Ceux d’entre nous qui ont joué le jeu de la concertation à travers des états généraux organisés par vous et cherché en se prêtant à la dite évaluation à satisfaire des critères qui ne sont pas les nôtres, qui ont cru qu’on reconnaîtrait nos pratiques et savoir-faire et qu’il en résulterait par voie de conséquence une promotion de fait de nos statuts, en sont pour leurs frais. Non seulement il n’en est rien, mais pire, le rapport de l’AERES préconise un double alignement académique et marchand qui désavoue la spécificité de l’art en matière d’enseignement et d’approche du monde. D’un côté, il se sert de l’université pour opérer un transfert de compétences relatives à une praxis de l’art où l’art se réfléchit et se pense du même mouvement qu’il se produit, et moyennant ce transfert d’autorité à l’université, il nous assène des critères d’évaluation normatifs à l’appui d’un grade, le master. De l’autre côté, il nous loge à la même enseigne et nous
traite à la même aune qu’il traite les enseignants-chercheurs.

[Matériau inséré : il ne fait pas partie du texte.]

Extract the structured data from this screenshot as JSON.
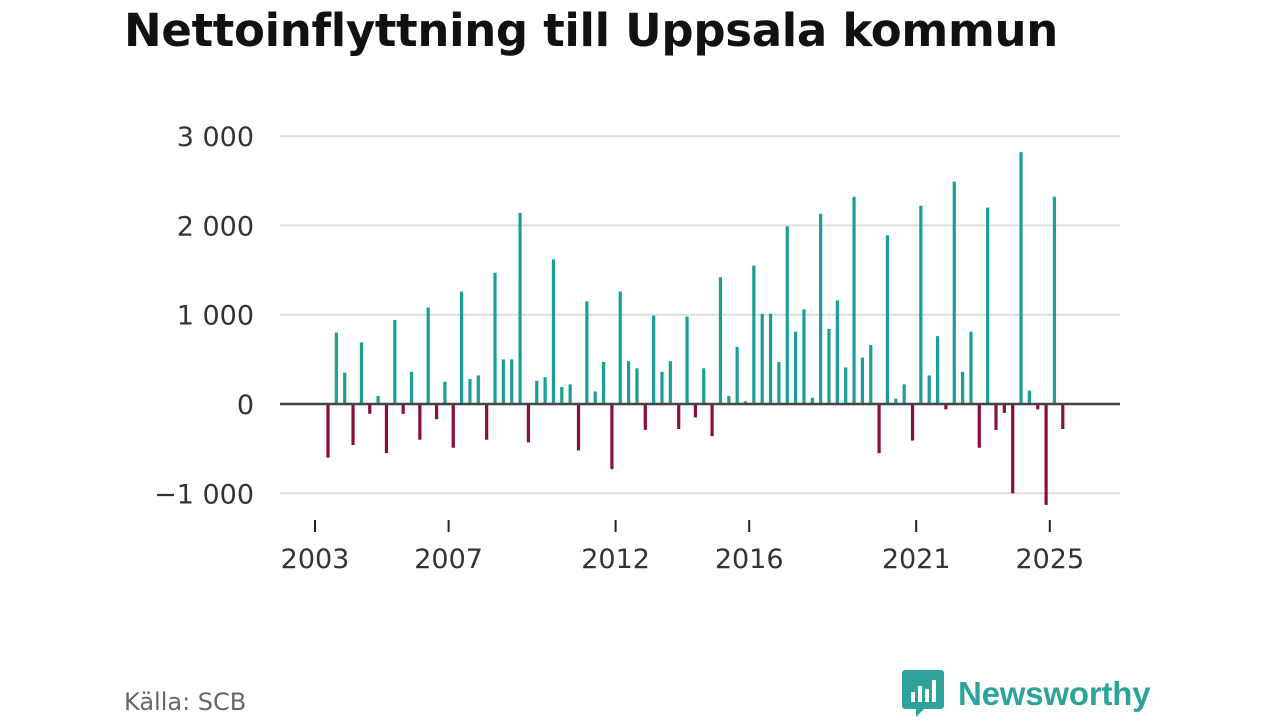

Nous refusons de cautionner une réforme qui s’inscrit dans une logique de compétition pour nous déposséder d’une tradition et de formes de travail que seule l’attention de l’art aujourd’hui permet. C’est en conscience que direction, étudiants, enseignants et personnels de l’Ecole des beaux-arts de Toulouse réunis en assemblée générale (70 personnes) suggèrent que nos écoles entrent en résistance, et en conséquence qu’elles rejoignent le mouvement social.